L’expérience est enrichissante, mais pas d’un point de vue pécuniaire. C’est surtout en tant qu’artisan que Laurent Gerbaud se développera en Chine où il créa son logo, qui veut dire chocolat en mandarin. « Quand je suis rentré à Bruxelles, j’étais fauché. Je suis retourné en Chine pour tenter ma chance là-bas, mais cela n’a pas fonctionné. À un moment, je me suis dit que je devais me lancer chez moi, à Bruxelles. »
L’histoire ne dit pas comment le lieu, situé face au Bozar à Bruxelles, a été choisi, mais c’est là que Laurent Gerbaud finira par ouvrir sa boutique. « Mais c’est ça, c’est le point d’orgue du parcours. Parce qu’avant la rue Ravenstein, il y a notamment eu les ateliers Dansaert où j’ai continué à peaufiner mon expérience, avant de vendre mes premiers chocolats à des clients basés à Londres. J’avais une petite mallette avec des échantillons pour trouver des clients. Puis, une amie d’enfance a donné mes chocolats à une personne qui ouvrait un concept store de chocolats fins vendus comme les grands vins à Berlin. Et là, les affaires ont pris un peu plus d’ampleur. Et j’ai oublié de vous dire un détail de taille : mes grands-parents étaient boulangers-pâtissiers. J’ai commencé à produire avec mes deux grands-mères dans les cuisines de l’une d’elles quand j’ai démarré mes activités. C’était en 2001. »

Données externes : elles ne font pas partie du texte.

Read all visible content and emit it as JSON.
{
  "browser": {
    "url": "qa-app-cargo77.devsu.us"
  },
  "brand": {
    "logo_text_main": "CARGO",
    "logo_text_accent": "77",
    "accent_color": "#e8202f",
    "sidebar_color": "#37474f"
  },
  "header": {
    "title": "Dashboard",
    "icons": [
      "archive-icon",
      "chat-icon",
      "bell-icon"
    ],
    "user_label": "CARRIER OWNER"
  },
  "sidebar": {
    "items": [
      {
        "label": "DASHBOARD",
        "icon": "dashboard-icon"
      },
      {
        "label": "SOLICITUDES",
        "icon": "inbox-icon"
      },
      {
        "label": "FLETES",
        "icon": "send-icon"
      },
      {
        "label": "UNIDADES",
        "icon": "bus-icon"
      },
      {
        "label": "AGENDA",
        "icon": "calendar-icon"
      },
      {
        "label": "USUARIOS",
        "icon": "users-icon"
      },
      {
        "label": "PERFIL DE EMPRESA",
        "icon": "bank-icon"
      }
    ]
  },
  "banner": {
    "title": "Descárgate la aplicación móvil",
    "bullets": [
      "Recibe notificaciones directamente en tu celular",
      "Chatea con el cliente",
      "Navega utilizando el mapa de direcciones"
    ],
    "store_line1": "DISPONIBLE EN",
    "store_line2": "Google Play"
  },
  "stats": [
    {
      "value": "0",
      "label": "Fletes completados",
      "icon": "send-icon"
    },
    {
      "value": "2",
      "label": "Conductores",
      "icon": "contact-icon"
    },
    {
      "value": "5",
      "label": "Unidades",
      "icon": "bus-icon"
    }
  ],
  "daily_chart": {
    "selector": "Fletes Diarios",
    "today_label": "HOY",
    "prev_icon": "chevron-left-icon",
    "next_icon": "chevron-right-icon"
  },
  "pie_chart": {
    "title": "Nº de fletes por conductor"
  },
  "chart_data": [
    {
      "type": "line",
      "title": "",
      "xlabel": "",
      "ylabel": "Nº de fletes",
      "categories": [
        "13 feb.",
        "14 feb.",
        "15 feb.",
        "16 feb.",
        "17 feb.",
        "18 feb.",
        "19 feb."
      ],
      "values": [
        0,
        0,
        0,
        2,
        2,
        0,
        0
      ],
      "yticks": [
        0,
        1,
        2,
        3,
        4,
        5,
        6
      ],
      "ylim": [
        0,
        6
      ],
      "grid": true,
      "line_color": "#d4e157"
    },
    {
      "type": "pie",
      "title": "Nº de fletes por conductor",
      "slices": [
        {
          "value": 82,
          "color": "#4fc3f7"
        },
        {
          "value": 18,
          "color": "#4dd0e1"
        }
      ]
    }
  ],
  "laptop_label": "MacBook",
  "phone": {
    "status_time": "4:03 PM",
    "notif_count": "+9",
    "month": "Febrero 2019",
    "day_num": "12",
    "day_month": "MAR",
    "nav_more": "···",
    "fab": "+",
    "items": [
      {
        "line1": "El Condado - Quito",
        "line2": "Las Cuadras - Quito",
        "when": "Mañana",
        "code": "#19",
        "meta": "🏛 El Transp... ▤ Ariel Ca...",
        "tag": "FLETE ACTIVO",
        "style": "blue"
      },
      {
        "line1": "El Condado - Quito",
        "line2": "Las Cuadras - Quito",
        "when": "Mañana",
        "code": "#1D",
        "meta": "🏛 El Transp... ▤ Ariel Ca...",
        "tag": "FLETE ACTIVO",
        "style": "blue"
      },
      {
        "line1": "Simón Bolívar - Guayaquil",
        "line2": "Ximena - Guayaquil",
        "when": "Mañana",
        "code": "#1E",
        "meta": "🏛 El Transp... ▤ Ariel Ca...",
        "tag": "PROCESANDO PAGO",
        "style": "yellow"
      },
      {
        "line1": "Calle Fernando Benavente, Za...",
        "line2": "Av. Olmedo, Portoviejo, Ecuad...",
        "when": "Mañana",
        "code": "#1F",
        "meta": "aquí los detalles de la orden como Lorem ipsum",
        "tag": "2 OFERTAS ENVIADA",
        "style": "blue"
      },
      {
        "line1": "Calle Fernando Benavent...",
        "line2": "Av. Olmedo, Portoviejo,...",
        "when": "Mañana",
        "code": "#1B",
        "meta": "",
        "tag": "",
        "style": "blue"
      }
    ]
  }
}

guillement « Je ne ressens pas le poids de la concurrence. Je pense que chacun réussit à vivre avec sa clientèle et tout le monde peut profiter des gens qui viennent des quatre coins du monde pour goûter notre chocolat. »
Les travaux à Bruxelles, les attentats, le Covid
En 2009, Laurent Gerbaud ouvre enfin sa propre boutique. Mais ça ne décollera pas vraiment. En cause : la crise financière. « En fait, j’ai commencé à faire des bénéfices seulement après 2018. Avant ça, c’était en dents de scie, explique le chocolatier. Quand il y a eu le piétonnier au centre-ville, on l’a payé cher. Quand il y a eu les travaux des tunnels, on l’a payé cher. Je ne vous parle pas des attentats de Bruxelles en 2015, et encore moins du Covid. »
Et de raconter tout cela en gardant le sourire. « Ne me dites surtout pas que je suis résilient, je n’aime pas ce mot qu’on utilise dans tous les sens. Je préfère dire que, dans la vie, j’attends que ça passe, je fais le dos rond, puis je continue mon petit bonhomme de chemin. »
Qu’en est-il de la concurrence des autres chocolateries, nombreuses à Bruxelles ? « Je ne ressens pas le poids de la concurrence. Je pense que chacun réussit à vivre avec sa clientèle et tout le monde peut profiter des gens qui viennent des quatre coins du monde pour goûter notre chocolat. Certains en font un business avec, parfois, des prix que je considère un peu élevés. Personnellement, je ne fais pas ça pour l’argent. J’aime ce que je fais et j’aime partager cela avec le plus de monde possible. Le chocolat doit rester un plaisir accessible à tous, pas un produit exclusif ».